So I downloaded the free 30-day trial from www.backup4all.com and started to check it out. Between that time and this writing, Backup4All has gone from Version 2.3.0 to 2.3.1, so it’s clear the company is working hard to stay on top of bugs and continue to make improvements. The website is easy to navigate, and visually appealing highlighting the product’s features and providing links to reviews, documentation, and even a newsletter and RSS feed to keep you up to date on improvements. Download and purchase options are prominently displayed, as is the award from SnapFiles.com.
The program itself, which runs on Windows 98 through XP, is a modest 3.89 MB download (about 5 MB when installed).
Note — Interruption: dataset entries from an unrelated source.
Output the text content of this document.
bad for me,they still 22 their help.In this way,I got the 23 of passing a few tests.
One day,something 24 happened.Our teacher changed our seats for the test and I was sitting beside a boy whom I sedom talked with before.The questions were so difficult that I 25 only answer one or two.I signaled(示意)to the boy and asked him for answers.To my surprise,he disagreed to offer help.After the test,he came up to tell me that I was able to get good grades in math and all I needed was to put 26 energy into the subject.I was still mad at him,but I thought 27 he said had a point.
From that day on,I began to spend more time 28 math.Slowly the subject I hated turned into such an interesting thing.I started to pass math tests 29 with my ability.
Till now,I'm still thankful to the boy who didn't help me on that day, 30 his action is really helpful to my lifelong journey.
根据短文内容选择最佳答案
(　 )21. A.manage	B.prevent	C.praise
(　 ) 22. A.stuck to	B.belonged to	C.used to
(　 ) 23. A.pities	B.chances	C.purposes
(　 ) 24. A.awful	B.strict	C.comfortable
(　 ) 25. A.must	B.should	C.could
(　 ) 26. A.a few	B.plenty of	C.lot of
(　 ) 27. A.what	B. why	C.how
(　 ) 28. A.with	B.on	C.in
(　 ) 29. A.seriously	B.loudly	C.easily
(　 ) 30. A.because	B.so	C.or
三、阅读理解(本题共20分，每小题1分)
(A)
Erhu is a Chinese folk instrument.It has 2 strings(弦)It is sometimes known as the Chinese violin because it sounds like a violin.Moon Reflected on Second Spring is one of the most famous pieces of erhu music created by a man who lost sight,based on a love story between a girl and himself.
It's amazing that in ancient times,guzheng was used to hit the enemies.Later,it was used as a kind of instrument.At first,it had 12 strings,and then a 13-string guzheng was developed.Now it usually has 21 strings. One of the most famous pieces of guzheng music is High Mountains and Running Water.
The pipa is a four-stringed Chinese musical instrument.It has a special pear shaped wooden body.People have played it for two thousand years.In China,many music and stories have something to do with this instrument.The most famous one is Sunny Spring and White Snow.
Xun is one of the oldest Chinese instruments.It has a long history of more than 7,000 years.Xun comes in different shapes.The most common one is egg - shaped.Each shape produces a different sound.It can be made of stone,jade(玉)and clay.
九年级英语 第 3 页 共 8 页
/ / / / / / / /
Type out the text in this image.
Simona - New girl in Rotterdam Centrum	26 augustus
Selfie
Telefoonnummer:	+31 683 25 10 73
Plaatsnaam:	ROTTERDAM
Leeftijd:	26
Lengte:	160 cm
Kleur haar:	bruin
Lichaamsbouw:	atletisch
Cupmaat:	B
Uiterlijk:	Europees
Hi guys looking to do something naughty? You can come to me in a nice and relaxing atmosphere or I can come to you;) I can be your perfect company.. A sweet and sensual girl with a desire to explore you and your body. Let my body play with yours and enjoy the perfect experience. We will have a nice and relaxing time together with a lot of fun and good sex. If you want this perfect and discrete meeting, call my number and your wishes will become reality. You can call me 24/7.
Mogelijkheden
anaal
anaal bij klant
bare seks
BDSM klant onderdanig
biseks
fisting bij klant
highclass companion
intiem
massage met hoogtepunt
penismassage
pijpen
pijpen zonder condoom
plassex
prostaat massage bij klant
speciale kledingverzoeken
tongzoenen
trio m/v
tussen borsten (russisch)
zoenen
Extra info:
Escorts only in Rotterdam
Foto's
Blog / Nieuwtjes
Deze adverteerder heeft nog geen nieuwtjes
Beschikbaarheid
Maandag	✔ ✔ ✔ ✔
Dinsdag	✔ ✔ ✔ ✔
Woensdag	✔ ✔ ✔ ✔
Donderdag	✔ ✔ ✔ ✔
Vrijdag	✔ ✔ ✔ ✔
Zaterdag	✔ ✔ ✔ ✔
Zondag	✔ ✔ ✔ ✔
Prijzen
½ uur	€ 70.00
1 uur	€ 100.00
Backup4All has a cheerful, colorful interface. You can use either the menus, the large, easy-to-remember icons, or shortcut keys to create, explore, test, and restore from your backups. It also comes with very thorough documentation, a 108-page illustrated PDF file written in good English. Extensive help is also available via the Help menu or on the website.
The Pro version of Backup4All ($45) makes four different kinds of backups and can backup to local disks, removable media, USB/Firewire drives, or over a network. All versions of the program are compatible with one-button backup drives. The Mirror, Classic, and Professional versions all have built-in CD/DVD burners, so you can make your backups directly onto CDs or DVDs, and erase rewritable media. It also works with packet-writing (UDF) formatted CDs and DVDs (e.g. Nero’s InCD or Roxio’s DirectCD).
Features I particularly like are the ability to run programs either before or after making backups (so you can schedule a backup followed by a shutdown of the computer, for instance), the Test Backups function, and the reminder to label your CDs. The Full, Differential, and Incremental backup types are all compressed in .zip format and can be password-protected. (Their contents can also be viewed in the same way as any other .zip file.)
I did find some of the terminology potentially confusing. A “mirror” backup in Backup4All is not a drive mirror such as Norton Ghost produces, but rather a direct, uncompressed copy of the files. Similarly, a “full backup” will copy all of the files you select, even your whole drive, but it doesn’t preserve the system state. This is a backup program for your data, not your operating system and software.
If you’re a Windows user and you don’t have a backup system yet, give Backup4All a try.